On the NYSE, 3.2 billion shares traded, with advancing issues outnumbering declining issues more than 6 to 1. On the NASDAQ, 2.7 billion shares changed hands, with a more than 2 to 1 lead for advancers.

The price of the 10-year Treasury note decreased 6/32, bringing its yield up to 2.257%. The price of the 30-year Treasury bond fell 18/32, increasing its yield to 2.986%.
Small Talk

ON THIS DATE: In 1814, the War of 1812 between the U.S. and Britain was ended with the signing of the Treaty of Ghent in Belgium.
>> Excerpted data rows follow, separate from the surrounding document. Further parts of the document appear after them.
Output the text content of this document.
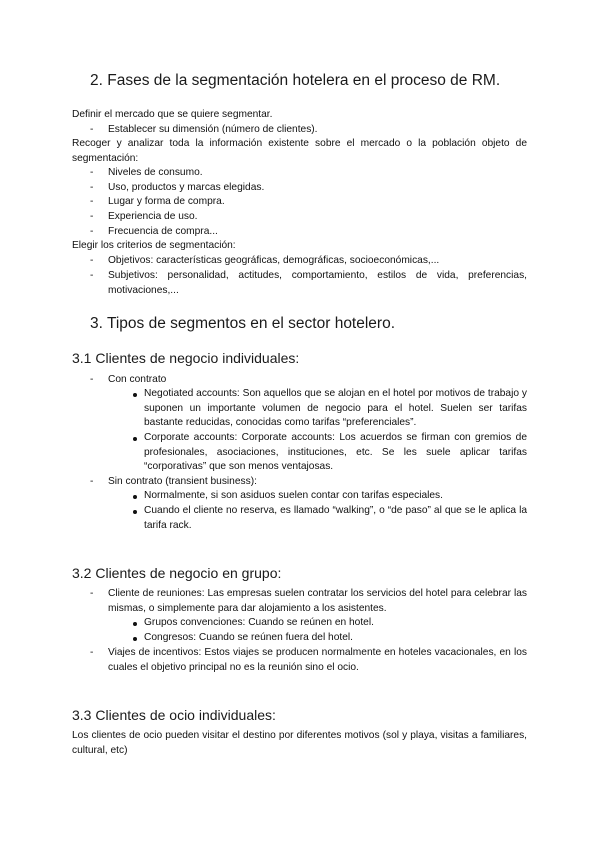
2. Fases de la segmentación hotelera en el proceso de RM.

Definir el mercado que se quiere segmentar.

- Establecer su dimensión (número de clientes).

Recoger y analizar toda la información existente sobre el mercado o la población objeto de segmentación:

- Niveles de consumo.

- Uso, productos y marcas elegidas.

- Lugar y forma de compra.

- Experiencia de uso.

- Frecuencia de compra...

Elegir los criterios de segmentación:

- Objetivos: características geográficas, demográficas, socioeconómicas,...

- Subjetivos: personalidad, actitudes, comportamiento, estilos de vida, preferencias, motivaciones,...

3. Tipos de segmentos en el sector hotelero.
3.1 Clientes de negocio individuales:
- Con contrato

Negotiated accounts: Son aquellos que se alojan en el hotel por motivos de trabajo y suponen un importante volumen de negocio para el hotel. Suelen ser tarifas bastante reducidas, conocidas como tarifas “preferenciales”.

Corporate accounts: Corporate accounts: Los acuerdos se firman con gremios de profesionales, asociaciones, instituciones, etc. Se les suele aplicar tarifas “corporativas” que son menos ventajosas.

- Sin contrato (transient business):

Normalmente, si son asiduos suelen contar con tarifas especiales.

Cuando el cliente no reserva, es llamado “walking”, o “de paso” al que se le aplica la tarifa rack.

3.2 Clientes de negocio en grupo:
- Cliente de reuniones: Las empresas suelen contratar los servicios del hotel para celebrar las mismas, o simplemente para dar alojamiento a los asistentes.

Grupos convenciones: Cuando se reúnen en hotel.

Congresos: Cuando se reúnen fuera del hotel.

- Viajes de incentivos: Estos viajes se producen normalmente en hoteles vacacionales, en los cuales el objetivo principal no es la reunión sino el ocio.

3.3 Clientes de ocio individuales:

Los clientes de ocio pueden visitar el destino por diferentes motivos (sol y playa, visitas a familiares, cultural, etc)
In 1818, Franz Gruber of Oberndorf, Germany, composed the music for “Silent Night” to words written by Josef Mohr. In 1851, a fire devastated the Library of Congress in Washington, D.C., destroying about 35,000 volumes. In 1943, U.S. President Franklin Roosevelt appointed General Dwight D. Eisenhower supreme commander of Allied forces as part of Operation Overlord. In 1948, the first completely solar-heated house became occupied in Dover, Massachusetts. In 1966, Luna 13 landed on the moon. In 1992, U.S. President George H.W. Bush pardoned former Defense Secretary Caspar Weinberger and five others in the Iran-Contra scandal.

No SURVEY SAYS this week. PLANSPONSOR wishes a Merry Christmas to those who celebrate it and a happy weekend for everyone. NewsDash will be back in your inbox Monday.